Color is, in effect, the speculative order of the known universe. We cannot describe the world without it, and we cannot even imagine life without it either. We could allude to scale - we could even describe an object in minute detail, with exacting precision, but in the absence of color it would be nearly impossible to say Tree, Sky, or sea. Color in the abstract is something else altogether, for without the utility of verisimilitude, painting becomes more about making a statement, about exploring forms, giving rise to an innate dynamism, and in some way alluding to nature and the concrete or metaphysical elements by which it is organized. Artists such as Willem De Kooning, Bradley Walker-Tomlin, Paul Klee, and Wassily Kandinsky have accomplished similar constructions, in which the amassment of minute particulars, reduced in individuality yet vastly multiplied and organized around a formal or spacial concept that aptly describes how art contributes to the quality and variety of aesthetic experience. Beauty itself cannot be used to construct an entire universe, but it can aid us in achieving a more enlightened world view.
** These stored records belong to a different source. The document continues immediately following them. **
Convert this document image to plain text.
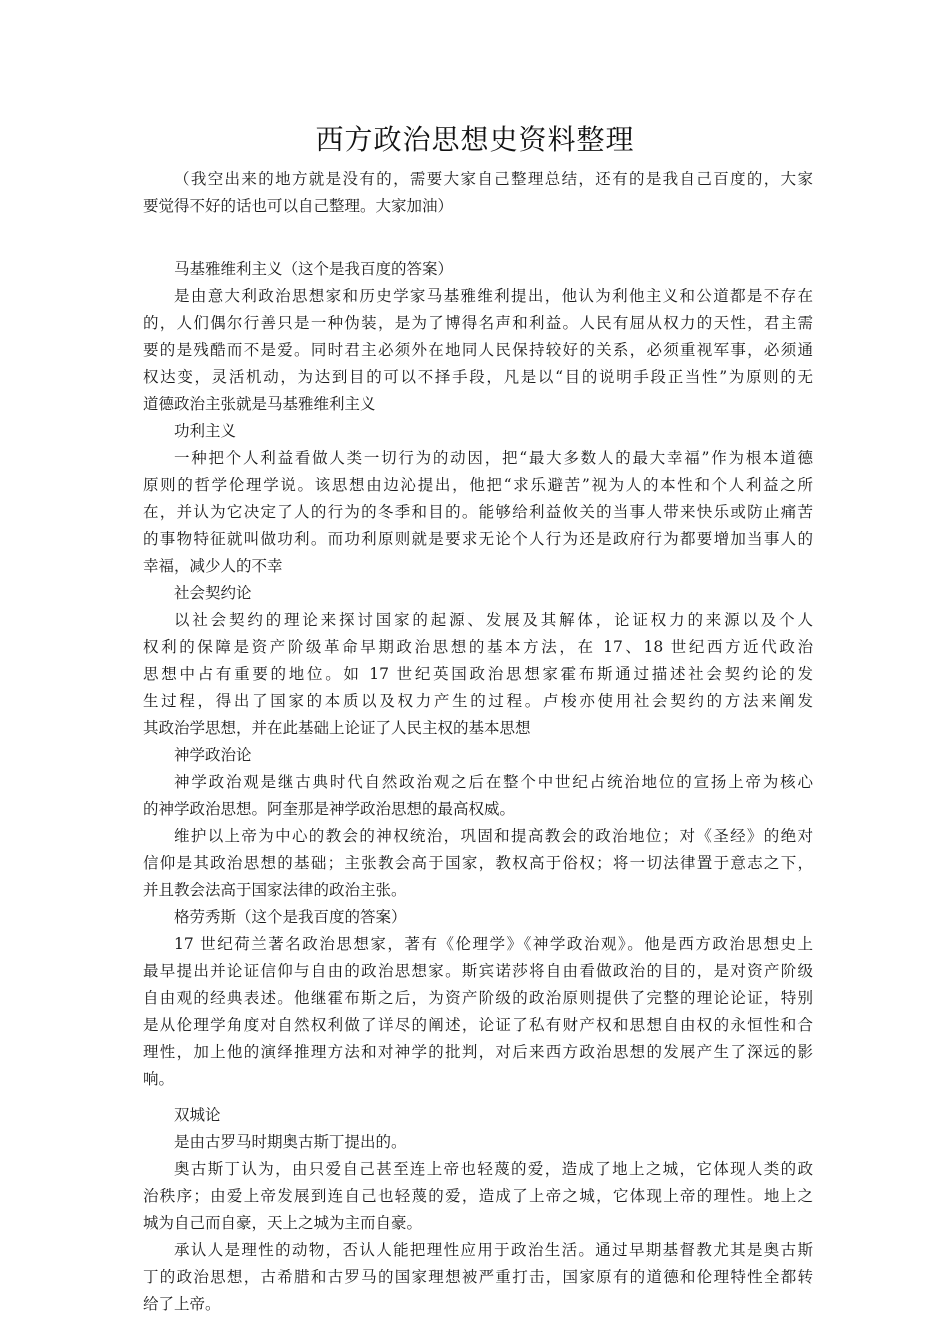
西方政治思想史资料整理
（我空出来的地方就是没有的，需要大家自己整理总结，还有的是我自己百度的，大家
要觉得不好的话也可以自己整理。大家加油）
马基雅维利主义（这个是我百度的答案）
是由意大利政治思想家和历史学家马基雅维利提出，他认为利他主义和公道都是不存在
的，人们偶尔行善只是一种伪装，是为了博得名声和利益。人民有屈从权力的天性，君主需
要的是残酷而不是爱。同时君主必须外在地同人民保持较好的关系，必须重视军事，必须通
权达变，灵活机动，为达到目的可以不择手段，凡是以“目的说明手段正当性”为原则的无
道德政治主张就是马基雅维利主义
功利主义
一种把个人利益看做人类一切行为的动因，把“最大多数人的最大幸福”作为根本道德
原则的哲学伦理学说。该思想由边沁提出，他把“求乐避苦”视为人的本性和个人利益之所
在，并认为它决定了人的行为的冬季和目的。能够给利益攸关的当事人带来快乐或防止痛苦
的事物特征就叫做功利。而功利原则就是要求无论个人行为还是政府行为都要增加当事人的
幸福，减少人的不幸
社会契约论
以社会契约的理论来探讨国家的起源、发展及其解体，论证权力的来源以及个人
权利的保障是资产阶级革命早期政治思想的基本方法，在 17、18 世纪西方近代政治
思想中占有重要的地位。如 17 世纪英国政治思想家霍布斯通过描述社会契约论的发
生过程，得出了国家的本质以及权力产生的过程。卢梭亦使用社会契约的方法来阐发
其政治学思想，并在此基础上论证了人民主权的基本思想
神学政治论
神学政治观是继古典时代自然政治观之后在整个中世纪占统治地位的宣扬上帝为核心
的神学政治思想。阿奎那是神学政治思想的最高权威。
维护以上帝为中心的教会的神权统治，巩固和提高教会的政治地位；对《圣经》的绝对
信仰是其政治思想的基础；主张教会高于国家，教权高于俗权；将一切法律置于意志之下，
并且教会法高于国家法律的政治主张。
格劳秀斯（这个是我百度的答案）
17 世纪荷兰著名政治思想家，著有《伦理学》《神学政治观》。他是西方政治思想史上
最早提出并论证信仰与自由的政治思想家。斯宾诺莎将自由看做政治的目的，是对资产阶级
自由观的经典表述。他继霍布斯之后，为资产阶级的政治原则提供了完整的理论论证，特别
是从伦理学角度对自然权利做了详尽的阐述，论证了私有财产权和思想自由权的永恒性和合
理性，加上他的演绎推理方法和对神学的批判，对后来西方政治思想的发展产生了深远的影
响。
双城论
是由古罗马时期奥古斯丁提出的。
奥古斯丁认为，由只爱自己甚至连上帝也轻蔑的爱，造成了地上之城，它体现人类的政
治秩序；由爱上帝发展到连自己也轻蔑的爱，造成了上帝之城，它体现上帝的理性。地上之
城为自己而自豪，天上之城为主而自豪。
承认人是理性的动物，否认人能把理性应用于政治生活。通过早期基督教尤其是奥古斯
丁的政治思想，古希腊和古罗马的国家理想被严重打击，国家原有的道德和伦理特性全都转
给了上帝。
The new works mark a return to her early fascination with Wassily Kandinsky, whose paintings created a watershed moment in the history of abstraction; they were painterly and yet systematic, seeming to presage the technological advances that would provide the bases for chaos theory and mapping theorems, and at the very same time Kandinsky was also advancing intellectual concepts for the deployment of color in the arts, backed up by volumes of his own writing. Solin's newest paintings are not only inspired by Kandinsky, but I feel that they both evoke and fulfill his aims in the current era, which needs new accomplishments in the arena of painting. There is a prismatic quality in works such as "Yellow River Rocking", ""Stairway to Heaven" and "The Tempest", in which perspective collapses; like the idea in Cubism that one can actually turn a corner by folding the landscape while keeping still and looking very intently at the subject. How we look at the world becomes the world. Yet we know this is not the whole picture, just as we know that the earth recedes beyond the limit of our senses. Solin is showing us how color speculates while the rational mind does it's best to fill in the gaps of causal knowledge with phenomena of meaning. Color doesn't only take up space, it controls how we see and what we know.